I was excited today to be able to provide a visual introduction to some of the major players in the family of Viktor Kornmehl, the soon-to-be subject of my family history writing challenge. The picture below, I thought, was of Viktor’s mother, Kamilla Bergmann Kornmehl; Viktor’s father, Ferdinand/Fischel Kornmehl; and their grandchildren, Hesi, Viktor’s nephew, and baby Hillel, Viktor’s son.
I thought so because that’s how the picture was labeled.
Then I realized that wasn’t possible.
What’s Wrong With This Picture?
Here are a few things to ponder:
Kamilla, Viktor’s mother, was born in 1884 and died in 1920 at age 35 (there’s plenty of documentation of her death — and especially of the people with whom she shared her grave).
Ferdinand, Viktor’s father, was born in 1876.
Hesi, the boy, was born in 1937 in Vienna, after which the family moved to Palestine. Hillel, the baby, was born in Palestine in 1943. That would make Ferdinand 67 in the picture, which seems about right.
Here’s another picture that’s identified as being of Kamilla:
She looks like the woman in the photograph with the grandchildren. She does not, however, look like someone who died at age 35. And a woman who died in 1920 can’t be in a picture with a baby born 23 years later.
Conclusion: The woman in the two photographs is not Kamilla.
Who Is That Mystery Woman?
I think it’s logical to assume that the woman is Dora/Dine Weitz, Ferdinand/Fischel’s second wife, whom he married in 1920, the same year Kamilla died.

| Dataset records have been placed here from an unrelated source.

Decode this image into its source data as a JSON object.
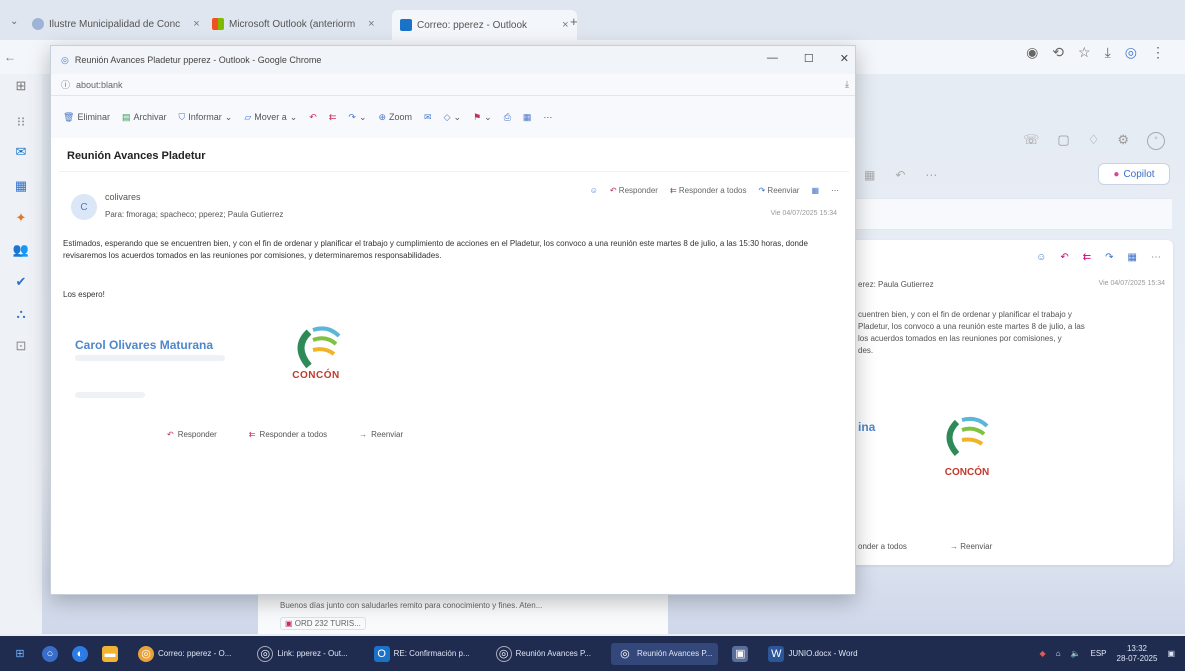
{
  "browser": {
    "tabs": [
      {
        "label": "Ilustre Municipalidad de Conc"
      },
      {
        "label": "Microsoft Outlook (anteriorm"
      },
      {
        "label": "Correo: pperez - Outlook"
      }
    ],
    "new_tab": "+"
  },
  "background_outlook": {
    "copilot_label": "Copilot",
    "recipients_fragment": "erez:  Paula Gutierrez",
    "date_fragment": "Vie 04/07/2025 15:34",
    "body_lines": [
      "cuentren bien, y con el fin de ordenar y planificar el trabajo y",
      "Pladetur, los convoco a una reunión este martes 8 de julio, a las",
      "los acuerdos tomados en las reuniones por comisiones, y",
      "des."
    ],
    "sig_fragment": "ina",
    "reply_fragment": "onder a todos",
    "forward_label": "Reenviar",
    "list_preview": "Buenos días junto con saludarles remito para conocimiento y fines. Aten...",
    "attachment": "ORD 232 TURIS..."
  },
  "popup": {
    "window_title": "Reunión Avances Pladetur pperez - Outlook - Google Chrome",
    "url": "about:blank",
    "toolbar": {
      "delete": "Eliminar",
      "archive": "Archivar",
      "report": "Informar",
      "move": "Mover a",
      "zoom": "Zoom"
    },
    "subject": "Reunión Avances Pladetur",
    "avatar_letter": "C",
    "sender": "colivares",
    "recipients": "Para: fmoraga;  spacheco;  pperez;  Paula Gutierrez",
    "actions": {
      "reply": "Responder",
      "reply_all": "Responder a todos",
      "forward": "Reenviar"
    },
    "date": "Vie 04/07/2025 15:34",
    "body": "Estimados, esperando que se encuentren bien, y con el fin de ordenar y planificar el trabajo y cumplimiento de acciones en el Pladetur, los convoco a una reunión este martes 8 de julio, a las 15:30 horas, donde revisaremos los acuerdos tomados en las reuniones por comisiones, y determinaremos responsabilidades.",
    "greeting": "Los espero!",
    "signature_name": "Carol Olivares Maturana",
    "logo_word": "CONCÓN",
    "bottom_actions": {
      "reply": "Responder",
      "reply_all": "Responder a todos",
      "forward": "Reenviar"
    }
  },
  "taskbar": {
    "apps": [
      {
        "label": "Correo: pperez - O..."
      },
      {
        "label": "Link: pperez - Out..."
      },
      {
        "label": "RE: Confirmación p..."
      },
      {
        "label": "Reunión Avances P..."
      },
      {
        "label": "Reunión Avances P..."
      },
      {
        "label": "JUNIO.docx - Word"
      }
    ],
    "lang": "ESP",
    "time": "13:32",
    "date": "28-07-2025"
  }
}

The fact that he didn’t wait very long is a whole other topic that I don’t want to get involved with on Valentine’s Day. To give him the benefit of the doubt, he had two young sons, Viktor, born in 1908, and Bertschi, born in 1911. They needed a mother.
The picture was probably taken in Israel, not Vienna, where Viktor changed his last name to Koren and his brother Bertschi changed the family name to Carmel (and where they had another daughter whom they named Carmella, which seems deeply wrong — Carmella Carmel? — but that’s a whole other story, too).
I don’t know who identified the group photo and when, but it’s easy to misidentify people years later, when you’re not in a genealogical frame of mind. Who, when trying to put names on dozens of family pictures, stops to pore over every person and compare them with the dates of birth on a family tree — assuming a family tree exists?
Put another way, who fact checks family photos?
That’s a job for a genealogy geek — and the subject of Day 14 of the Family History Writing Challenge.